Turkish Defence Industry Agency SSB announced on December 30, 2025 that Spain has contracted to buy 30 HÜRJET light training and lead in fighter aircraft from Turkish Aerospace Industries. The package, valued at roughly €2.6 billion and reported in some sources as about $3.06 billion, links TAI with Airbus and Spain’s Ministry of Defense and includes arrangements for Spanish industrial workshare.
Under the deal deliveries are to run from 2028 through 2036, a span of nine years that implies an average production rate of roughly 3.3 aircraft per year. Turkish officials said the jets will be built at TAI facilities, while Spanish firm Airtificial signed a contract in November to manufacture flight control systems at its Seville plant. TAI and Airbus signed a cooperation accord in July that formed part of the procurement negotiations, reflecting broader European industrial participation in the program.
The HÜRJET program began in 2017 and the aircraft made its first flight in April 2023. The jet is a twin seat single engine supersonic platform designed for advanced pilot training and light attack roles. Turkish officials and observers framed the contract as a milestone for Ankara, representing the HÜRJET’s first export and, in some reporting, Turkey’s first sale of a jet aircraft to a NATO ally.
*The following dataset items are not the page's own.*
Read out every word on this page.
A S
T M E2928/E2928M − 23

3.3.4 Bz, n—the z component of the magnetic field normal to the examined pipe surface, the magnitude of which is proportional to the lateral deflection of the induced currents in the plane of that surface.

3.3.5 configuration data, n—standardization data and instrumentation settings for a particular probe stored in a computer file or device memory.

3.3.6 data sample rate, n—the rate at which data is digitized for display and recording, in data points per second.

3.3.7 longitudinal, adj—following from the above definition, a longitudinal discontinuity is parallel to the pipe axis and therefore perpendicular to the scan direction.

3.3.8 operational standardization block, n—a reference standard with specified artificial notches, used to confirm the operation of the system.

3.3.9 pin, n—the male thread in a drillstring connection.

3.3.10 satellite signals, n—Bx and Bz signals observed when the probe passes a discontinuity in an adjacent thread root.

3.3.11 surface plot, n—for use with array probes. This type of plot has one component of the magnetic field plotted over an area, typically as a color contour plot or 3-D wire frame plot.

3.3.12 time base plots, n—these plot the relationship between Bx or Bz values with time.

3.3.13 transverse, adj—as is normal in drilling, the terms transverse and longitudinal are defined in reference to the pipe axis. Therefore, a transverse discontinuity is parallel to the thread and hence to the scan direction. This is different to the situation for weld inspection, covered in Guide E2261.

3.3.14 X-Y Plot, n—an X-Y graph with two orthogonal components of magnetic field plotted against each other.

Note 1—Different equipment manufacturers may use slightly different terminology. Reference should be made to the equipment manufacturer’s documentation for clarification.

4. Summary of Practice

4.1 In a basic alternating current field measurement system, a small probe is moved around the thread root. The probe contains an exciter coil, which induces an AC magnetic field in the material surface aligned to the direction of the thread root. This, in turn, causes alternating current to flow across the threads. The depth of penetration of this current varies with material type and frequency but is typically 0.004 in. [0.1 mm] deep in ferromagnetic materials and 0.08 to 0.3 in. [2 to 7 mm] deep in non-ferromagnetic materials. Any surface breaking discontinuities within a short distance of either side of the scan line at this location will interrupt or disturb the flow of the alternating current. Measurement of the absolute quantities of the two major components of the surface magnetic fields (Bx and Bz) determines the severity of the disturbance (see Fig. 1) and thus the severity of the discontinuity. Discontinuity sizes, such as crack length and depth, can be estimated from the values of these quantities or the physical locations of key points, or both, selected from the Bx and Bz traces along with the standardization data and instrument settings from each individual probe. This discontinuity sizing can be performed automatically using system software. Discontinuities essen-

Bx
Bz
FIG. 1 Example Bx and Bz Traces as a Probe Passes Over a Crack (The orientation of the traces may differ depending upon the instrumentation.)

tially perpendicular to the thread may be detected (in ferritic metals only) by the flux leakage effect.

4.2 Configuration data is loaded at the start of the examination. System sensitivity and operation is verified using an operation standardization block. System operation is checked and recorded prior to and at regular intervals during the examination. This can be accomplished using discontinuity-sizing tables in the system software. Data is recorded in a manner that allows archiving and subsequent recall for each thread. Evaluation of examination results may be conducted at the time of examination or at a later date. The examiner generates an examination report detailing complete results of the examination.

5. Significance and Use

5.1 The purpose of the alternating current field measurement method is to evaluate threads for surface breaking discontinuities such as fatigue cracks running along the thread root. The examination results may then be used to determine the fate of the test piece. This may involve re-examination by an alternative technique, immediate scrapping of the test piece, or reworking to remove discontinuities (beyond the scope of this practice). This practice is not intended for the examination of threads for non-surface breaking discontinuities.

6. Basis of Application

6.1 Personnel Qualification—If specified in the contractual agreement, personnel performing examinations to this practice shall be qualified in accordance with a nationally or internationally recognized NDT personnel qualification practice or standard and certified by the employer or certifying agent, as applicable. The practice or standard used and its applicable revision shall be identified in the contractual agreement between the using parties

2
A straightforward arithmetic view of the headline numbers yields an average program value of about €86.7 million per aircraft. That figure should not be read as a definitive unit price since contract totals typically include support packages maintenance, training, and spare parts and details of payment schedules or sustainment were not disclosed. Nonetheless the headline valuation positions the HÜRJET competitively in the market for advanced trainers while highlighting the economic scale of the transaction for both supplier and buyer.
Beyond unit economics, the deal has immediate industrial and strategic implications. For Spain the contract advances air force modernization while securing work for domestic supply chains, notably the Seville production role for flight control systems. For Turkey the sale strengthens TAI’s export credentials and could serve as a commercial reference that facilitates future contracts in Europe and other markets. The involvement of Airbus signals an effort to anchor the program within established European aerospace networks, which may ease political and operational integration within NATO frameworks.
Policy questions remain. Spanish authorities have not disclosed the financing arrangement payment milestones, or the scope of in service support and pilot training, all factors that affect long run costs and capability delivery. For Ankara the transaction will be scrutinized as a test of production reliability and delivery performance across nearly a decade of deliveries.
The agreement also crystallizes a broader trend of diversifying supply lines in western defense procurement and growing Turkish participation in global arms markets. Observers will watch whether the HÜRJET sale spurs additional exports and how it reshapes competition for trainer and light combat aircraft in the coming decade.